In the wake of the Covenant School shooting in Nashville, tempers have started to flair between Democrats and Republicans.
Now personally, I am not an anti-gun absolutist. I can understand why some people want to be able to own a gun for their own protection. But just like car owners, they should have a license and be required to carry insurance. That would not prevent anyone from owning a gun, it would just require them to take some care to use it properly.
But Republican pro-gun activists left reality behind a long time ago. Now, the tiniest infringement on anyone owning and carrying a gun wherever they want to is, in their view, a major assault on the Second Amendment. It is not.
Democrats have noted that Republicans are willing to regulate the uterus, who can get married, which books can be banned, what history can be taught, and who can transition, but when it comes to regulating guns they are just throwing up their hands. Nothing can be done.

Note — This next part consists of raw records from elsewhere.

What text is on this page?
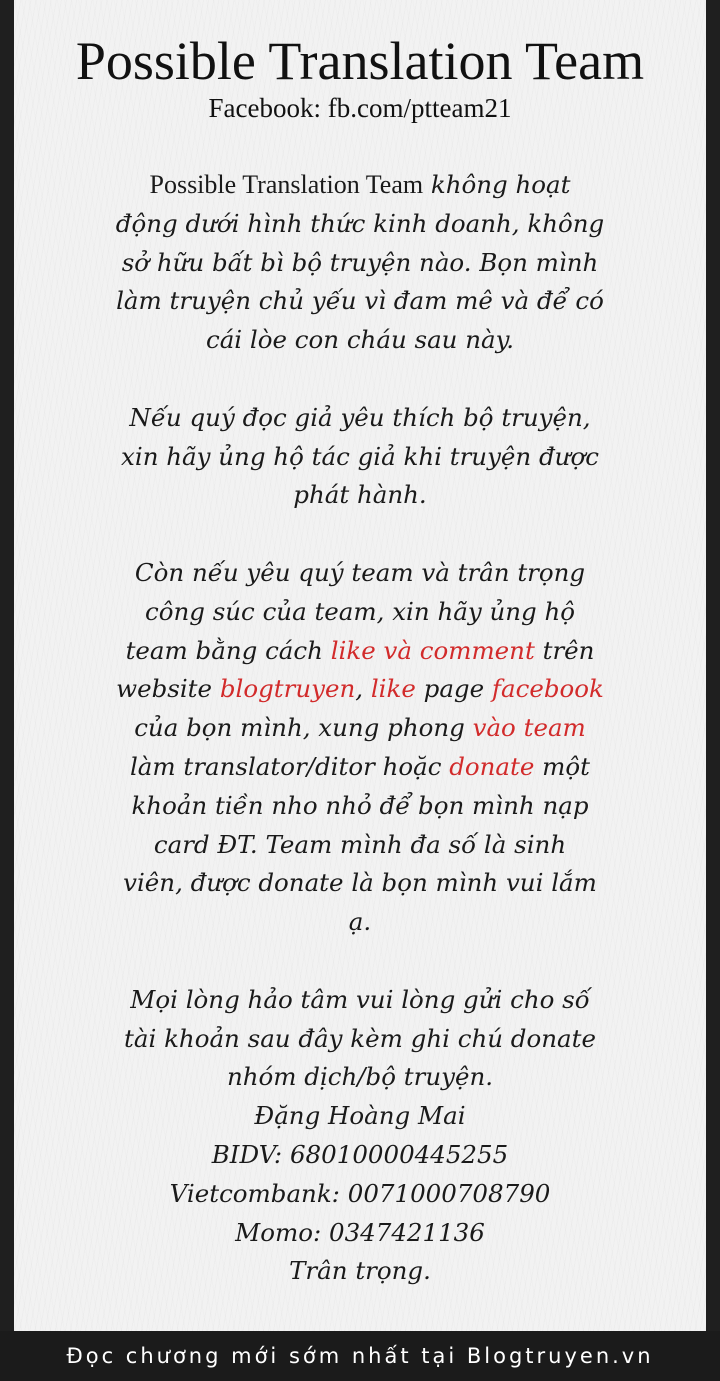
Possible Translation Team
Facebook: fb.com/ptteam21

Possible Translation Team không hoạt

động dưới hình thức kinh doanh, không

sở hữu bất bì bộ truyện nào. Bọn mình

làm truyện chủ yếu vì đam mê và để có

cái lòe con cháu sau này.

Nếu quý đọc giả yêu thích bộ truyện,

xin hãy ủng hộ tác giả khi truyện được

phát hành.

Còn nếu yêu quý team và trân trọng

công súc của team, xin hãy ủng hộ

team bằng cách like và comment trên

website blogtruyen, like page facebook

của bọn mình, xung phong vào team

làm translator/ditor hoặc donate một

khoản tiền nho nhỏ để bọn mình nạp

card ĐT. Team mình đa số là sinh

viên, được donate là bọn mình vui lắm

ạ.

Mọi lòng hảo tâm vui lòng gửi cho số

tài khoản sau đây kèm ghi chú donate

nhóm dịch/bộ truyện.

Đặng Hoàng Mai

BIDV: 68010000445255

Vietcombank: 0071000708790

Momo: 0347421136

Trân trọng.

Đọc chương mới sớm nhất tại Blogtruyen.vn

GOP Representative Andy Ogles, a pro-gun extremist who represents Nashville, where the shooting occurred, caught a serious amount of flack for offering the usual and completely useless “thoughts and prayers” after his most recent Christmas Card featured his entire family holding guns.
In a Christmas card.
Then New York Representative Jamaal Bowman got into a heated argument with Kentucky Representative Thomas Massie, after he noted — quite accurately, by the way — that Republicans won’t do shit about guns.
Democrats have slowly had enough.
And spare me “red flag” laws, which really do next to nothing to protect anyone either.
In the case of the Covenant School shooting, Republicans were all agog (of course) about the fact that the shooter — Audrey Hale — was someone who was transitioning their gender. Police initially identified him as a woman but later said he was a transgender man, assigned female at birth, but now used masculine pronouns.
It was probably the only interesting thing about this particular shooter.
The problem is AR-15 style assault rifles. When we banned them for about a decade from 2005 to 2017, gun deaths went down to a remarkable degree.
It’s not rocket science.
The question is, how many children have to be mowed down before Republicans think, well, maybe there really is something we could do about guns.